I was going to put some of the items in an Appendix, but actually, because the document is quite short, I just integrated it all throughout. My analysis section is probably a bit too long and i have gone over the word count because of this, but a lot of it is in tabular form so the reader can skip over it. But I was keen for them to get a sense of what my data looks like so they can see what I am working with.

My supervisor had suggested I include an outline of my whole thesis but I ran out of steam, so instead will take the time between now and the upgrade meeting to do this.

I submitted the document with the general feeling that there are problems with my document, but throughout I wrote sections as if speaking to the reader to tell them that “I know this bit needs development…I am aware of key authors but I have not yet tackled it…We can then discuss it in the actual upgrade meeting…”. I submitted knowing it could be better.
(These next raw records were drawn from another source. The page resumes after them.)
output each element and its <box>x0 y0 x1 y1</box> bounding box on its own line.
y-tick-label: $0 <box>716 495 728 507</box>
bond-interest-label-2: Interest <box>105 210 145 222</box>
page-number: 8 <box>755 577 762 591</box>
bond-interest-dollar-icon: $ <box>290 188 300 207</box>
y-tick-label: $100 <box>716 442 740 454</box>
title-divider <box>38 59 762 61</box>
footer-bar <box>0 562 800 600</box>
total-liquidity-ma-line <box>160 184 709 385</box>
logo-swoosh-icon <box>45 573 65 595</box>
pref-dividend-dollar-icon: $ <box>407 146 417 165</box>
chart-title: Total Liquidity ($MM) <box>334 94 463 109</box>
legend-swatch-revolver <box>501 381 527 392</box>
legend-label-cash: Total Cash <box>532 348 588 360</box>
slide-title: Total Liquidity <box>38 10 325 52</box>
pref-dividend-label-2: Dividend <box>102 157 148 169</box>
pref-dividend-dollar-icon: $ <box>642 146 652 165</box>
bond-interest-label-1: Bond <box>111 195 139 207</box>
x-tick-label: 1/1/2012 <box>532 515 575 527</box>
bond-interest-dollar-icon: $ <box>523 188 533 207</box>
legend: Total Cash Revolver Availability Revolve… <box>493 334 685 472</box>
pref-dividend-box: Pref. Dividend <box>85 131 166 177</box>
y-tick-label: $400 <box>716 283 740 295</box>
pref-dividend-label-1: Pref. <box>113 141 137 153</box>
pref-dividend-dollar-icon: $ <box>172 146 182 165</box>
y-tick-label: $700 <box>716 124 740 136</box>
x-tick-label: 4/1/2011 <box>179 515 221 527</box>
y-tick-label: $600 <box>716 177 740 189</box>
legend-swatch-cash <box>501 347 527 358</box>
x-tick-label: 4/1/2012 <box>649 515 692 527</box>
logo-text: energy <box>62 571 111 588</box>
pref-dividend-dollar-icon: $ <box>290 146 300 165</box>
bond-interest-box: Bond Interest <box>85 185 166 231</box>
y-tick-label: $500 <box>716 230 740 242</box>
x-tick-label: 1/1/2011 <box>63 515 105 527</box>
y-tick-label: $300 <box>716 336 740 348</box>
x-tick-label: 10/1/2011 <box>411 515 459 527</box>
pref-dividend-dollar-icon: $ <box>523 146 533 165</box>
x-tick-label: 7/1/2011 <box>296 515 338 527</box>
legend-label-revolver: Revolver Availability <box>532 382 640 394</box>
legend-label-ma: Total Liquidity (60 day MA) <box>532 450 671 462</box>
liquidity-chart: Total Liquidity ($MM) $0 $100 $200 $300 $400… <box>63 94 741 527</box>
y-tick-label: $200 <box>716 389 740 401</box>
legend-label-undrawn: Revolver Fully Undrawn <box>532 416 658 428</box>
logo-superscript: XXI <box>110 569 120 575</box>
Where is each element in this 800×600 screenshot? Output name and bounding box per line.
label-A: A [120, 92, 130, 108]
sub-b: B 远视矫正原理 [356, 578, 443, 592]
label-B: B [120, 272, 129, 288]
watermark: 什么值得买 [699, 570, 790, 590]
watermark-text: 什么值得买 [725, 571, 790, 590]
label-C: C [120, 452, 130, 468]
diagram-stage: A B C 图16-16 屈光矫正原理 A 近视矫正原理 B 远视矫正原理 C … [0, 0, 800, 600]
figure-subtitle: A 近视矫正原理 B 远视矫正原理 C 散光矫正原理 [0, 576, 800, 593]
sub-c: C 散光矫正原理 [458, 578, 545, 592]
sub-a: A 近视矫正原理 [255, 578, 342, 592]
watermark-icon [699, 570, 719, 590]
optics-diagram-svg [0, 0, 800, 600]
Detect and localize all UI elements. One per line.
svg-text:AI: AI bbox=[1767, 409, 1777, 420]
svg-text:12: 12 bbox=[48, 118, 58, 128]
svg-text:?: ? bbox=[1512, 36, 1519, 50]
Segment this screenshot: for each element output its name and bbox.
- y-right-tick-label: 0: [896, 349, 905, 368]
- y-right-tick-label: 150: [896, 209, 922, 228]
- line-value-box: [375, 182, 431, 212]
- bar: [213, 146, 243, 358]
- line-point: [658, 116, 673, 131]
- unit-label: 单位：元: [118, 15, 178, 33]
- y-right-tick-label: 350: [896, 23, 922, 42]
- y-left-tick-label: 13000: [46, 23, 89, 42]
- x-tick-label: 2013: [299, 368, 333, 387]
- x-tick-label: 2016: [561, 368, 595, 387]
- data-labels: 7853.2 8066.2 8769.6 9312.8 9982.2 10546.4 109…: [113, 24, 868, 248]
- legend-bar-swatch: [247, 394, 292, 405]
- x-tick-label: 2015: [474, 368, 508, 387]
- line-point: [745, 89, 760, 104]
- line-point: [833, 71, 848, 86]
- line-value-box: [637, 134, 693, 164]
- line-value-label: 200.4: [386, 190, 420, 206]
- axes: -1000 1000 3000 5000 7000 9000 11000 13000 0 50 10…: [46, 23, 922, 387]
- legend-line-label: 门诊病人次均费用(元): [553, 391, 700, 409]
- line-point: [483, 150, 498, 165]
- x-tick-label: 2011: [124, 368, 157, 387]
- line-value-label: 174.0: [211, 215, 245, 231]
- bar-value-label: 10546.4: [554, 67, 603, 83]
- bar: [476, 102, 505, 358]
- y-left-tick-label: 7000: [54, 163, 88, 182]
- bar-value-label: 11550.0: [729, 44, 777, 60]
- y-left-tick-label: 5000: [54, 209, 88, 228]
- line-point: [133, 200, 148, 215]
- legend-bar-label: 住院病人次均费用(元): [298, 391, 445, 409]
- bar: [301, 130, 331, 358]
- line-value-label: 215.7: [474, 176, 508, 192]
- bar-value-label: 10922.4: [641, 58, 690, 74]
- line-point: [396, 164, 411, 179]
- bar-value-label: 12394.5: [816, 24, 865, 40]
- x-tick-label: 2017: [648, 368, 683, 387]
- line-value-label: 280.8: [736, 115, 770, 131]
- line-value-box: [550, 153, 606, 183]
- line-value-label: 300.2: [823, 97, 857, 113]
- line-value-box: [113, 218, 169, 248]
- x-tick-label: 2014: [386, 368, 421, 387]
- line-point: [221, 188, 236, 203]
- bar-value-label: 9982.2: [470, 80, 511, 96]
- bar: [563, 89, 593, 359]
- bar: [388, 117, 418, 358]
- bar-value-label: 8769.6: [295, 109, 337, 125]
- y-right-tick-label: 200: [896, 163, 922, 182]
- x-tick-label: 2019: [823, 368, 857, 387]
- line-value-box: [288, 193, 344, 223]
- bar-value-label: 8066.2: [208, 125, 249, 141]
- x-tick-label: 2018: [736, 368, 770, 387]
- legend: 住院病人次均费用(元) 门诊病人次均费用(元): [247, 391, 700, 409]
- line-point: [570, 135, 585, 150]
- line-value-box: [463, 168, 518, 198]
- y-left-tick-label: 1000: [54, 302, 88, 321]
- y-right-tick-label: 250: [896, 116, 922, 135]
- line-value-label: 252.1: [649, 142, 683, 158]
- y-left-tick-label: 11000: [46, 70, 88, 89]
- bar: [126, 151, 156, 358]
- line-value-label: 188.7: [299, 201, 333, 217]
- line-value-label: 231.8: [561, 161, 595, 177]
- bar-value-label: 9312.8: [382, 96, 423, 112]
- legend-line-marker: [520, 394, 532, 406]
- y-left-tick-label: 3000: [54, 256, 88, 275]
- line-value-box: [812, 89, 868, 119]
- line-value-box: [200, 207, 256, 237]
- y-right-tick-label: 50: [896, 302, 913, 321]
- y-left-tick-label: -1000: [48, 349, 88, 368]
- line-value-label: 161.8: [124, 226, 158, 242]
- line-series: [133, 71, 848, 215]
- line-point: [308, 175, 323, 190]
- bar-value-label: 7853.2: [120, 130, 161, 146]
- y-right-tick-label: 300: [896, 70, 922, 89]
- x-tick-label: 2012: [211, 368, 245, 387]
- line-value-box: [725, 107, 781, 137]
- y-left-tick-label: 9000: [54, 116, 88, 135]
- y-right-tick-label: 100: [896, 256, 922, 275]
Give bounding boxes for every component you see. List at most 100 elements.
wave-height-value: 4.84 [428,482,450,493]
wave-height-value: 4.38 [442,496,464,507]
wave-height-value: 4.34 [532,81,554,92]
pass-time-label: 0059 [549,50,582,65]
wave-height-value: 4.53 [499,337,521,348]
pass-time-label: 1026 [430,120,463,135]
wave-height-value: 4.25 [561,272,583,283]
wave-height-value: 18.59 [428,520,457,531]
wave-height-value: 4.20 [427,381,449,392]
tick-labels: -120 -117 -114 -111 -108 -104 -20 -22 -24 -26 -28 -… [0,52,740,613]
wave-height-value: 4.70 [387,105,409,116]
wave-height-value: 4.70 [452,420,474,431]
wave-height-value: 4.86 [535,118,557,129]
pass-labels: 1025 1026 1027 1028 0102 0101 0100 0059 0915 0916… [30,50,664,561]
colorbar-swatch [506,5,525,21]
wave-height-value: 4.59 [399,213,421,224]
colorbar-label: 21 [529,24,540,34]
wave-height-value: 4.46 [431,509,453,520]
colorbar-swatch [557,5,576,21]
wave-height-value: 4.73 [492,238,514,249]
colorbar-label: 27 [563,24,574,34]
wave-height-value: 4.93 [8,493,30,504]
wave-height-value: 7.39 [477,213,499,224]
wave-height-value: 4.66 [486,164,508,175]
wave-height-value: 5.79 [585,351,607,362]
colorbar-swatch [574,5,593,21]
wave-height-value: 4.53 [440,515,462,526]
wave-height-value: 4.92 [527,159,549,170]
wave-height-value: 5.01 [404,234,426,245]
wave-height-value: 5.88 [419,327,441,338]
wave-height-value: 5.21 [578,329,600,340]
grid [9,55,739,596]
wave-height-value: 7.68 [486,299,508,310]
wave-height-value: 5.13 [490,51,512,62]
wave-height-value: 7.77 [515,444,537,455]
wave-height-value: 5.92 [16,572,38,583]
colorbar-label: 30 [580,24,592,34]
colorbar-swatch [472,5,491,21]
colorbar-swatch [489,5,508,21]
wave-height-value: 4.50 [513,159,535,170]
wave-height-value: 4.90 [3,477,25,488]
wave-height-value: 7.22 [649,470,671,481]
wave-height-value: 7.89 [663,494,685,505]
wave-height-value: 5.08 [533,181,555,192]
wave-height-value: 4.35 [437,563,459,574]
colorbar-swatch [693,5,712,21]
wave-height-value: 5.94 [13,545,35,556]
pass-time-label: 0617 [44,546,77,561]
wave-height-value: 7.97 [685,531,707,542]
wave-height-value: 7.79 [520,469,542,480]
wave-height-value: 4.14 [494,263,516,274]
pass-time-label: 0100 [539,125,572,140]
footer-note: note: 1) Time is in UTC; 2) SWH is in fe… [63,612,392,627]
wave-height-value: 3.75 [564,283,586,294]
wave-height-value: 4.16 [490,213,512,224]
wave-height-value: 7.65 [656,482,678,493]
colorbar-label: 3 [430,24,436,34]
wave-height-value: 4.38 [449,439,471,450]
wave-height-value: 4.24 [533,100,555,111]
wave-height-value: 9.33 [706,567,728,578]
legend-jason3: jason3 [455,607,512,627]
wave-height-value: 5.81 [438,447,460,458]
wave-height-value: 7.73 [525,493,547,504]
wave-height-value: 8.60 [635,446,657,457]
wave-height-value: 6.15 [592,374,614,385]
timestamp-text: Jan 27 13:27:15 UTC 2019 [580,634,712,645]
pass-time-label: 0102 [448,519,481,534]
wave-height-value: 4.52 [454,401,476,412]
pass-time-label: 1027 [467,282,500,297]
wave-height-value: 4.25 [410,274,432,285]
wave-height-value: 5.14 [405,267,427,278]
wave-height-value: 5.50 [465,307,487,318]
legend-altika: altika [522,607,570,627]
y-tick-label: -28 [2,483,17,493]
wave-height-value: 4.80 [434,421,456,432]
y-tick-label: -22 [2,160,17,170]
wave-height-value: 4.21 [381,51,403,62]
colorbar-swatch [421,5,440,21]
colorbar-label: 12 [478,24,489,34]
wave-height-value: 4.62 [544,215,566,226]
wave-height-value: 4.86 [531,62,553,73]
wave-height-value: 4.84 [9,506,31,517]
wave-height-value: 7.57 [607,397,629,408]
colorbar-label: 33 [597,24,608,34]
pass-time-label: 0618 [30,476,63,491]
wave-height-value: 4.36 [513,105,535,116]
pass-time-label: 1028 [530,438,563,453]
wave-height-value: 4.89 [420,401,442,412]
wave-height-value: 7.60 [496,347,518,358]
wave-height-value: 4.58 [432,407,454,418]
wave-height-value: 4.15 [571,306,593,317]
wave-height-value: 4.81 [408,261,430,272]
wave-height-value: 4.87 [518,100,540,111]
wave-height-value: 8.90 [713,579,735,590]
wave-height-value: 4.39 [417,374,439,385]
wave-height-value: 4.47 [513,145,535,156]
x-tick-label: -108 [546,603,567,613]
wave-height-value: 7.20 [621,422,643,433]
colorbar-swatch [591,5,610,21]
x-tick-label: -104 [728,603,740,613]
I submitted knowing that some bits are not clear and that my academic writing it not all nice and perfect. But I submitted in the spirit of knowing that it is meant to be a constructive meeting.

If I ‘fail’, we get 3 months to resubmit. So although that would be annoying, I do not necessarily feel it will be psychologically damaging as the idea is to make sure the project is right for a PhD.

So it is one hurdle to get over, but an important and useful one. The process of doing it was very useful as it really sped me up as I had been feeling that I had not really achieved much in the first year, but now I see that although the literature review is incomplete, as is the methodology, I can see what needs doing now and I feel that preparing for the upgrade meeting will really help me to understand more clearly what my project is all about and what I hope to do. So I am quite looking forward to the meeting, although have a funny feeling of embarrassment that so many intelligent professors will be reading my slightly crappy work. But that is just pride and wanting to be perfect. I will just have to get over it!